The woman blinked a few times and sleepily rubbed her eyes. She sat up and took a moment to fully come awake. These night time awakenings were happening more and more lately, as the current situation unfolded. She looked down at the grey metal disc, about the size of a dime, that was embedded in the skin on the inside of her left wrist and sighed heavily.
She gently tapped the disc twice, stared towards the blank wall, and un-focused her eyes, (similar to the way people used to view an autosterogram, or what were known as “magic eye” pictures) . As she read the message, she worried, and not for the first time, that she was becoming too accustomed to the horrors of the world. It seemed the more information she downloaded, and the more news stories she subsequently broadcasted, the less she actually felt about it all. Perhaps she should request another posting from the overseer, before she became too callous and detached. She quickly and forcefully pushed the thought from her mind before it could take root, knowing full well that her position earned her enormous privilege. She had wealth and status, certainly, but also a level of comfort and safety that was unknown to the vast majority of the population. She would continue to do as she was told, and continue to enjoy living removed from the tragedies that befell most.
She finished reading, sighed again and then got up, drawing her wrap closed as she walked out of her room and into the main living area of her quarters. She tapped her disc once, said, “Room temperature, increase to 21 degrees Celsius”, and then put a kettle on to boil. She could easily afford an assistant, and the quarters she was fortunate enough to live in had considerably more features and luxuries than she needed, but she enjoyed doing some things for herself. The simple ritual of making a cup of tea gave her time to pause, often trying to remember what life was like before, and to try to understand how things became the way they were now. She reflected on distant memories of days passed while she brewed her tea and stirred in just a touch of real honey (another luxury most hadn’t seen for years). She raised the spoon and touched it to her mouth briefly, a mostly unconscious gesture that always calmed her, and then strolled over to her media area.
She sat down, placed her mug on the desk in front of her and laid her wrist on a magnetic pad on the desktop. She spoke the password aloud that would de-crypt information from the overseer, and then began to scan the information coming up on the holographic display as she downloaded it, already mentally prepping the message that would be broadcasted to the populace. She realised again that she was fortunate for her position, and for the trust the overseer had in her, and proudly thought to herself that her job was probably the most important one in their society, with the exception of the overseer herself, of course. She was a journalist, but what that meant in her life before was something entirely different than what it meant now. She used to observe and interview and report. Now her job was to take the reports that came from the overseer, and occasionally from a few approved high-ranking members of her militant forces, and prepare messages that would go out to the masses. Messages that would inform them just enough of what was going on outside the walls to ensure they continued to obey the rules such as curfews and approved areas and all of the other precautions (put in place for their own safety), but not enough information to cause any panic or discord. She took her job seriously and she was good at it.
She sipped her tea as the file downloaded, and barely noticed the slight blip that happened right as it finished. But she did notice. If she had even blinked at that exact moment she might have missed it, but she noticed. Glitches in the network were extremely rare, and errors in the download itself were absolutely unheard of, so the blip, as slight as it was, was still quite troubling.

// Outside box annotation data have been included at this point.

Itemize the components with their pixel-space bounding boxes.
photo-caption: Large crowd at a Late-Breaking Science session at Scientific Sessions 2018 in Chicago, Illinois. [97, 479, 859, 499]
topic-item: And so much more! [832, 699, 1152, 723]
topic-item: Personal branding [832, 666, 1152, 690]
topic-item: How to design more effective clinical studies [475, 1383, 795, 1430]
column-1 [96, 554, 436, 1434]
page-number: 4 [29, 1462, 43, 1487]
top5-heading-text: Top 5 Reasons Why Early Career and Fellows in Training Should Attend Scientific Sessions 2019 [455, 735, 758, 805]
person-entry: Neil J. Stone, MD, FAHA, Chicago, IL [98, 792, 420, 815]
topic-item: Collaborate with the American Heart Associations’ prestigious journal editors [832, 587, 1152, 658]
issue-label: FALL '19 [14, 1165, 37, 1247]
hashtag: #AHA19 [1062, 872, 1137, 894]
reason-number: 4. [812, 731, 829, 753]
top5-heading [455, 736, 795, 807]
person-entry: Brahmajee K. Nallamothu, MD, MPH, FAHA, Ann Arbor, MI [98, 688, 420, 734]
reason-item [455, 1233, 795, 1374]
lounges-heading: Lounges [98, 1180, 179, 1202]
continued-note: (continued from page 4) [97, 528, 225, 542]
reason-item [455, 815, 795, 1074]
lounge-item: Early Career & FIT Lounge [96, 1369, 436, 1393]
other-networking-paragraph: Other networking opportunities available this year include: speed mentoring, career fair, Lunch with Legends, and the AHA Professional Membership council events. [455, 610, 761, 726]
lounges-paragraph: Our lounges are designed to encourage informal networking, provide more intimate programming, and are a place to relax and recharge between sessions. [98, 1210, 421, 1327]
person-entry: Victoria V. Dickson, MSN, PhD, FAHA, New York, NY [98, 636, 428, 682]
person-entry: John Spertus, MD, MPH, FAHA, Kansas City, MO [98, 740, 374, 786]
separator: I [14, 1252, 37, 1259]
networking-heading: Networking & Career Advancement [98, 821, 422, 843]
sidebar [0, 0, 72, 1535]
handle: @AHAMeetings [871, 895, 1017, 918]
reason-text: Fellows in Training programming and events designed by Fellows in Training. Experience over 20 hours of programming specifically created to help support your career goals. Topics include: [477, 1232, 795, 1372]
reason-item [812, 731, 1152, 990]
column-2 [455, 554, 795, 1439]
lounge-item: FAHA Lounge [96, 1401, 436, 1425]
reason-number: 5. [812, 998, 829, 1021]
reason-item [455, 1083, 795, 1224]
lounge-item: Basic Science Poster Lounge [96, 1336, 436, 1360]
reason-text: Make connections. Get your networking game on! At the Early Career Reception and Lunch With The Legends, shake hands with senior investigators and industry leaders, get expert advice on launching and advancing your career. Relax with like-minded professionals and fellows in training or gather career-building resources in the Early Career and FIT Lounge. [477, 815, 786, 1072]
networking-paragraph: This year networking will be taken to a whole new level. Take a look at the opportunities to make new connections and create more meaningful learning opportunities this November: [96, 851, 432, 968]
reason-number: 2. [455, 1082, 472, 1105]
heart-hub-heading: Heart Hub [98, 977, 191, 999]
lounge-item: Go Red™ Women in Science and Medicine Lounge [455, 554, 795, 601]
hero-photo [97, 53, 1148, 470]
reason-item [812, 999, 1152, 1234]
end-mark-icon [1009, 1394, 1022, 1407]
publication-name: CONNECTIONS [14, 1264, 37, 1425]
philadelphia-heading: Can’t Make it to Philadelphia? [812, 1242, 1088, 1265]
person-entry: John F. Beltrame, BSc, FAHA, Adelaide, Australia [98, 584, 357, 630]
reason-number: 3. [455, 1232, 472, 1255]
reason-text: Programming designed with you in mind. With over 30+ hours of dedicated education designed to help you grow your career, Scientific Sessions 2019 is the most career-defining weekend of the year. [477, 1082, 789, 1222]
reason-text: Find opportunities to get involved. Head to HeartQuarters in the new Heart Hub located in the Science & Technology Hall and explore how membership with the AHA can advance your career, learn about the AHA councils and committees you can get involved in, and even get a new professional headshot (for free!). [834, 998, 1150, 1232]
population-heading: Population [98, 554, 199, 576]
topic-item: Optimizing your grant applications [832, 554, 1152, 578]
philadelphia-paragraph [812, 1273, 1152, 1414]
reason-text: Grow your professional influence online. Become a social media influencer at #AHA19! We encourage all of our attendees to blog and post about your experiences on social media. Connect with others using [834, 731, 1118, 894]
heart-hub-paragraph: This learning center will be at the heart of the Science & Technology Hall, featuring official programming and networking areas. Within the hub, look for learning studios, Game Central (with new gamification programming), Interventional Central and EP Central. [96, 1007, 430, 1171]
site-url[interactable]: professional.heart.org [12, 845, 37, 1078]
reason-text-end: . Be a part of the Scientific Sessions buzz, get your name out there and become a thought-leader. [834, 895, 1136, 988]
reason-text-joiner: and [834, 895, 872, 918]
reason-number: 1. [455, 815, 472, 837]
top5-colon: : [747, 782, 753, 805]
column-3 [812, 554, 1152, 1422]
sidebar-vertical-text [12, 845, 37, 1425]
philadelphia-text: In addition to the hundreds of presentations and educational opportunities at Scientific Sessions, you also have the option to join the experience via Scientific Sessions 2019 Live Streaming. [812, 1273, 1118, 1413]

She scanned back a few seconds and played the download frame by frame. Everything seemed fine, until the second to last frame, which she paused and attempted to decipher. It was an embedded image, and definitely did not contain the mark that signified the overseer’s authorization. She managed to open it and at first she wasn’t even sure what she was looking at. She slowly realized that it was actually an image made up of other images, terrible scenes showing violence and death the likes of which she had never seen. Oh yes, violence and death and such horrors had become a part of daily human life, but these images were wrong. The violators and the victims were all just people. Obviously, by the nature of the acts themselves, they were depraved, but still just ordinary-looking people. There was nothing inhuman or otherworldly about any of them. Her stomach churned. In the center of the horrific collage, super-imposed over everything were the words THEY LIED, in letters that were the colour of the blood in the images.
She was beyond perplexed. How can this be in the download? “It’s impossible!” her mind screamed at her. These downloads were un-hackable, they came straight from the overseer herself. She scanned it several times, and could find no evidence of how it was made or where it came from.
She realized that she had been sitting still for a long time, pondering everything, holding her spoon to her lips, and that the overseer would be expecting her broadcast to be downloaded to everyone soon. But she was frozen with fear and doubt. She was sure that the images were real. She didn’t even know how or why she was so sure, but deep down, in a level of her being she didn’t even know existed, she was positive.
She filed away all of the information in the download, except for the image. She sat looking at her screen for another long moment, and then said “Send to ALL”. She took her wrist from the pad to disconnect and sat back to finish her tea.
Her last moments happened in such a flash, she didn’t even have enough time to register surprise. She was barely aware of it when the door opened behind her, and the end of her teaspoon was driven through her ear canal and into her brain so quickly, she felt no pain at all.